End of Project and I learned something very important

And that is choosing to scale WebSocket was a bad idea by itself. As intrinsic to distributed systems, problems like:

  • Observability
  • Redis PubSub deliverability issues and Network bandwidth
  • It lacked re-balancing connections - hot replicas vs cold replicas by amount of conns.

But I had so many limitations that I crossed my mind:

What If I could just use the underlying environment - aka Kubernetes - for this kind of stuff? Some refined load balancing? Proper routing of messages via proxy? (TBH a simple RMQ would've done the job so far)

Considering that I never-ever stopped dreaming about a better design for this problem

By consequence 2y ears later I stumbled upon this article which described - beautifully - how they solved scalability for a WebSocket stateful app.

It motivated me into a crazy journey: If I solved the same issue, if they solved the same issue and we had similar ideas. How many people are solving this same challenge?

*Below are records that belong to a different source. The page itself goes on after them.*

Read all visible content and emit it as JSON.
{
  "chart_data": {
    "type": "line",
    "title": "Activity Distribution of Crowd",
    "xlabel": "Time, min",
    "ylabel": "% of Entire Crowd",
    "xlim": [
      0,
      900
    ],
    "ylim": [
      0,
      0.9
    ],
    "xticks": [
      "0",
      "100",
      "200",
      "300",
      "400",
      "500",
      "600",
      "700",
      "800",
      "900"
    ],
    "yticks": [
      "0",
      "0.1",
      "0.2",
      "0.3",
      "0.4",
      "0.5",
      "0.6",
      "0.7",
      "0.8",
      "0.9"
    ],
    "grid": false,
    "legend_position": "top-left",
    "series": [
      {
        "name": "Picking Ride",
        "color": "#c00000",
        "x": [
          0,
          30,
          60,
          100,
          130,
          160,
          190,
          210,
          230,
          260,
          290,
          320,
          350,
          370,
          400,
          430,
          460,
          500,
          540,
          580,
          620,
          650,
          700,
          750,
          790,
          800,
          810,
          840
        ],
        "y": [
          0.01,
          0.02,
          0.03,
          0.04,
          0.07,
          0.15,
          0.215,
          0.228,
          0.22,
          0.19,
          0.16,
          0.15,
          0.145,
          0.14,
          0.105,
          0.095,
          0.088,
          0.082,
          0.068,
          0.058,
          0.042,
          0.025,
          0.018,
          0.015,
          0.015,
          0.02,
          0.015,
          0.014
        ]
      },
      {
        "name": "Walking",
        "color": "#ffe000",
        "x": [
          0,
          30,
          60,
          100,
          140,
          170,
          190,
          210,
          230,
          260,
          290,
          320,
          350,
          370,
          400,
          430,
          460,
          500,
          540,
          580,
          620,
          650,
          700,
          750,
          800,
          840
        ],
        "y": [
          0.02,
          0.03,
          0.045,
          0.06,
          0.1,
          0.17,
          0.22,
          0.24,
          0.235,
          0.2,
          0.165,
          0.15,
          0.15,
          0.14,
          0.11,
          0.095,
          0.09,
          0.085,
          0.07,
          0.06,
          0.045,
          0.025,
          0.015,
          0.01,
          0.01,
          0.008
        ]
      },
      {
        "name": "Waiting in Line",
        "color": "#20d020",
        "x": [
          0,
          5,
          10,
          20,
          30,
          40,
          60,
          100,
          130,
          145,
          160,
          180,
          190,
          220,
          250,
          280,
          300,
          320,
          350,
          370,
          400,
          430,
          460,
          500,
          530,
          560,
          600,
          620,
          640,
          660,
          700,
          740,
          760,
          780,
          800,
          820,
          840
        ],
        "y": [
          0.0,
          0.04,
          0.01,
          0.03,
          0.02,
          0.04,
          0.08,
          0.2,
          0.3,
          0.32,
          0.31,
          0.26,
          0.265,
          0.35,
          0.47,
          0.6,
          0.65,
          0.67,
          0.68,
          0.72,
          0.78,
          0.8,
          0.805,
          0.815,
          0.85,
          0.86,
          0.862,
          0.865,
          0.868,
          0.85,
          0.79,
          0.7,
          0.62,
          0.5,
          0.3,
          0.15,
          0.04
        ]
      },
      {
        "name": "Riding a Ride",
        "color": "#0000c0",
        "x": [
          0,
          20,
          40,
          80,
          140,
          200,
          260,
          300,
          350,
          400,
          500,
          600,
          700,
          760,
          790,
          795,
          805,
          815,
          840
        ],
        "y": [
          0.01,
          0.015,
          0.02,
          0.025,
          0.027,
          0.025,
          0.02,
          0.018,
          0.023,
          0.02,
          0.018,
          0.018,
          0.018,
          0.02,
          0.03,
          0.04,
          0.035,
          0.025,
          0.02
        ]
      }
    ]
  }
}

Introducing you websocket-operator

ws-operator-poc-diagram

In this blueprint and not-yet-prod-deployed-oss-project I've mixed two main ingredients:

  • The need to learn heavier GO and Kubernetes Operator.
  • A problem I've already solved - but now with no limitations

The Operator consists of three main components - and yes they are very similar to those from the article.

  • A LoadBalancer
    • A end-user exposed API that accepts connections and routes to proper proxy-sidecars.
    • It applies a distributed load balancing algorithm - shared with the Proxy SideCar
    • It uses a Kubernetes Service Discovery to check for available IP's to load-balancer.
  • Proxy SideCar
    • Intercept WS Messages and proxies via HTTP to another Proxy SideCar that may have the connection for such recipient.
    • It shares the same algorithm from LoadBalancer - they can find themselves
  • Controller
    • Injects the SideCar in Deployments/Pods with ws.operator/enabled label
    • Re-Balances connected users.

Roadmap

This is pretty much inspired in the articles Signaling Servers design and has some interesting features in the Roadmap:

  • Pluggable Hashing Algorithm for Routing
    • Plug your own algorithm to load balance connections
  • Pluggable Routing
    • v0.0.1 will assume WS is exchanging JSON messages - but they could be RAW binaries, or just simple text with their own protocol.
  • Support Broadcasting

TakeAway

  • There's a intelectual value in reinventing the wheel
  • Do not scale stateful apps unless very needed
  • And if you need, reconsider it again. You might be safer just oversizing infrastructure
  • Ok, you really need it. Study, investigate, research and well, feel free to benchmark this plug and play solution.